Nowcasters et vues macro de l’équipe en charge de l'allocation dynamique des stratégies multi-assets d'Unigestion.

Guilhem Savry, Jérôme Teiletche, Jeremy Gatto, Florian Ielpo, Olivier Marciot

La saison des annonces de résultats aura soufflé un léger vent d’optimisme sur les marchés au cours de ces dernières semaines, redonnant quelques couleurs aux indices actions. Est-ce pour autant suffisant pour que les «bulls» reprennent la main sur les marchés? Probablement pas.

De ce climat d’incertitude montante de ces dernières semaines se dessine peu à peu deux risques potentiels pour les marchés : d’un côté, les indicateurs avancés de différents pays semblent pointer vers un ralentissement peu compatible avec les attentes de résultats qui restent encore élevées à ce stade; d’une autre côté, l’inflation refait peu à peu surface mettant à risque à la fois les marchés actions et obligataires. Entre Charybde et Scylla, les perspectives des marchés actions semblent bien moins positives qu’attendues en début d’année. Nous pensons qu’une gestion des risques dynamique reste essentielle dans ce type d’environnement.

Graphique 1: Nowcasters d’inflation monde. Source: Bloomberg, Unigestion.

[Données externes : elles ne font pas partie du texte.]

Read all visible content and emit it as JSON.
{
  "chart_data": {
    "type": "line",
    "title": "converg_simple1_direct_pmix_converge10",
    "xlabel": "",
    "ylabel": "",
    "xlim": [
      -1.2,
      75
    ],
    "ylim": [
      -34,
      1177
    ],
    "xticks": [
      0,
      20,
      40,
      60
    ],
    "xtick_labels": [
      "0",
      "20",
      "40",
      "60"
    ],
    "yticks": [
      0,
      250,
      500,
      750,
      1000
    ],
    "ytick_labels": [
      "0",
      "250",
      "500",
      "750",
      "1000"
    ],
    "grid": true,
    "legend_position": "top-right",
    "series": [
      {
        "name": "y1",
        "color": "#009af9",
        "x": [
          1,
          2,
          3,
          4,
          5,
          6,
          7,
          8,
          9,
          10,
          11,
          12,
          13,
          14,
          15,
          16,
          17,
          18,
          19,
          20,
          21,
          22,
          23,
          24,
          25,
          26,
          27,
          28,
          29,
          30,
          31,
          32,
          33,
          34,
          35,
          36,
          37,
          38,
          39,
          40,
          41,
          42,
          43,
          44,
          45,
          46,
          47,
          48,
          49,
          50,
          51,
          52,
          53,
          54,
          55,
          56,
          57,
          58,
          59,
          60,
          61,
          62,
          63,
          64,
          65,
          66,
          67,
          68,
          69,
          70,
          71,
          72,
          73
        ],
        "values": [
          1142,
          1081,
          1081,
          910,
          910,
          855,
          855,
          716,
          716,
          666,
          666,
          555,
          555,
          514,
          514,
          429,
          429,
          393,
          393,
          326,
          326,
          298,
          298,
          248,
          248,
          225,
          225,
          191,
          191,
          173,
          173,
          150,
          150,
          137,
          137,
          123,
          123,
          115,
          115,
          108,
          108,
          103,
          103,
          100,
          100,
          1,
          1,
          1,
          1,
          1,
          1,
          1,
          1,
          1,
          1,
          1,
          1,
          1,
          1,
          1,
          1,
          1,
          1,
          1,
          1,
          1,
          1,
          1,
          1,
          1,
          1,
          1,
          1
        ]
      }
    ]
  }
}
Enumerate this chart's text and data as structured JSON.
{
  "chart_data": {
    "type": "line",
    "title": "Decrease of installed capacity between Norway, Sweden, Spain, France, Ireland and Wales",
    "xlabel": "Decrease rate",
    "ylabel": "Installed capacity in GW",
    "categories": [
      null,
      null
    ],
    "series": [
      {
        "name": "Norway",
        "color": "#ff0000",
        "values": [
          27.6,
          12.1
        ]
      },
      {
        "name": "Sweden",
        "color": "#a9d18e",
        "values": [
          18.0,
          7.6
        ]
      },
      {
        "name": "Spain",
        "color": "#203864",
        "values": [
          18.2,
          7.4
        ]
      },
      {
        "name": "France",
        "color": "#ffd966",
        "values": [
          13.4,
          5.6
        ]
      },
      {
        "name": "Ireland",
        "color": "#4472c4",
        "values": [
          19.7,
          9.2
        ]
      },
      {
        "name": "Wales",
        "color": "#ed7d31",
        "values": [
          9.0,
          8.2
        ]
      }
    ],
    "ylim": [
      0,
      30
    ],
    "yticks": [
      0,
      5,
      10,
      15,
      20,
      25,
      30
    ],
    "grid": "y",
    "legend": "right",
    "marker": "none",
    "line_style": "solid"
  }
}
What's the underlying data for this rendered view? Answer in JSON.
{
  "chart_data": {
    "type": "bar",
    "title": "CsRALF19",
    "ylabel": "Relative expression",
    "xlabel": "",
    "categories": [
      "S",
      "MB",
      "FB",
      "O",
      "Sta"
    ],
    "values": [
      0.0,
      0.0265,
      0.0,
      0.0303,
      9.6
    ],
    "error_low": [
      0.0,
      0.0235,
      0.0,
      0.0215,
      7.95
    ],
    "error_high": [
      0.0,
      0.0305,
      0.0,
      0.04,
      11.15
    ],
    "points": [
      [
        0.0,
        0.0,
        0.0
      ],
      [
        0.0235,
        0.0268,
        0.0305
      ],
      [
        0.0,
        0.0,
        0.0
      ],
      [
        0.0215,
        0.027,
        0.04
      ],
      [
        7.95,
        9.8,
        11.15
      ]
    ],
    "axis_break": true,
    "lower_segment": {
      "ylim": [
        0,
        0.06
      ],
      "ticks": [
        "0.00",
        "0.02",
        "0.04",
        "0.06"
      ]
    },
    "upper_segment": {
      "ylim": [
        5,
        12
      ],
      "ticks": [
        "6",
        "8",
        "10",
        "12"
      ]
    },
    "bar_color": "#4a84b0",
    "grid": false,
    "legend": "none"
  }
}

Tout d’abord, l’inflation. Nos indicateurs «nowcasters» d’inflation (graphique 1) mesurant les différentes pressions susceptibles de créer les surprises d’inflation n’ont pas cessé de délivrer le même message depuis l’été 2016: la déflation des années 2014-2015 est bel-et-bien derrière nous et l’inflation devrait continuer de surprendre à la hausse. L’excellente tenue de la croissance mondiale au cours de ces derniers trimestres est l’un des facteurs de ce phénomène mais pas seulement: la plupart des marchés de l’emploi tournent à plein régime; la politique fiscale américaine devrait également apporter sa pierre à l’édifice; enfin, les marchés des matières premières ont clairement repris du poil de la bête ajoutant à ces phénomènes structurels une couche d’inflation plus cyclique.

L’inflation n’est pas à prendre à la légère: elle est sans aucun doute l’un des déclencheurs de la correction de février, et constitue pour la plupart des portefeuilles un risque significatif dans la mesure où elle est capable de propager des chocs de corrélation dans les marchés, annulant les effets diversifiant des obligations en cas de secousse. Côté actions, une remontée de l’inflation par les salaires pourrait jouer négativement de deux façons: d’un côté en rognant les marges (très élevées à ce jour) des entreprises et d’un autre en réduisant la valeur présente des dividendes futurs à mesure que les taux montent. En un mot comme en cent, les surprises d’inflation font peser un risque important sur un nombre important de marchés. La récente baisse de la volatilité ouvre la porte à une source de couverture contre ce risque, à l’image de certains marchés des changes. Ce risque reste cependant significatif.

Graphique 2: Taux de croissance des résultats implicites dans le prix des indices actions. Source: Bloomberg, Unigestion.

Ensuite, dans le cas où le ralentissement actuel des différents indicateurs avancés de l’économie se poursuit, les perspectives de croissance des résultats pourraient connaitre un recul. Comme illustré sur le graphique 2, ces taux de croissance sont aujourd’hui bien supérieurs à leur moyenne historique: en dépit des hauts et des bas des indices actions depuis le début d’année, les marchés continuent d’anticiper un taux de croissance des résultats de 17% pour l’indice MSCI développé en 2018, pour une moyenne historique de 4% (2006-2017). La dispersion des rendements entre secteurs traduit également un certain essoufflement de cette dynamique de croissance à laquelle les marchés se sont habitués au cours de ces dernières semaines: la croissance mondiale a perdu en synchronicité et les performances des marchés actions ne font que valider cet aspect.

Ces deux risques ne sont pas pour autant incompatibles, bien au contraire. On a déjà connu par le passé des périodes de «stagflation» et elles se sont avérées être particulièrement difficiles à naviguer pour les marchés. A ce stade du cycle, ce ne sont que des risques: la croissance mondiale continue d’être soutenue et l’inflation en ligne ou en deçà des cibles des banques centrales. Le mois de février nous aura cependant enseigné sa leçon: les marchés n’aiment pas les surprises et nous pensons que le futur immédiat pourrait bien en receler quelques-unes. En terme de positionnement, nous restons donc à ce stade extrêmement prudent, préférant les actifs «réels» tels que les obligations indexées à l’inflation et réduisant notre exposition globale aux marchés.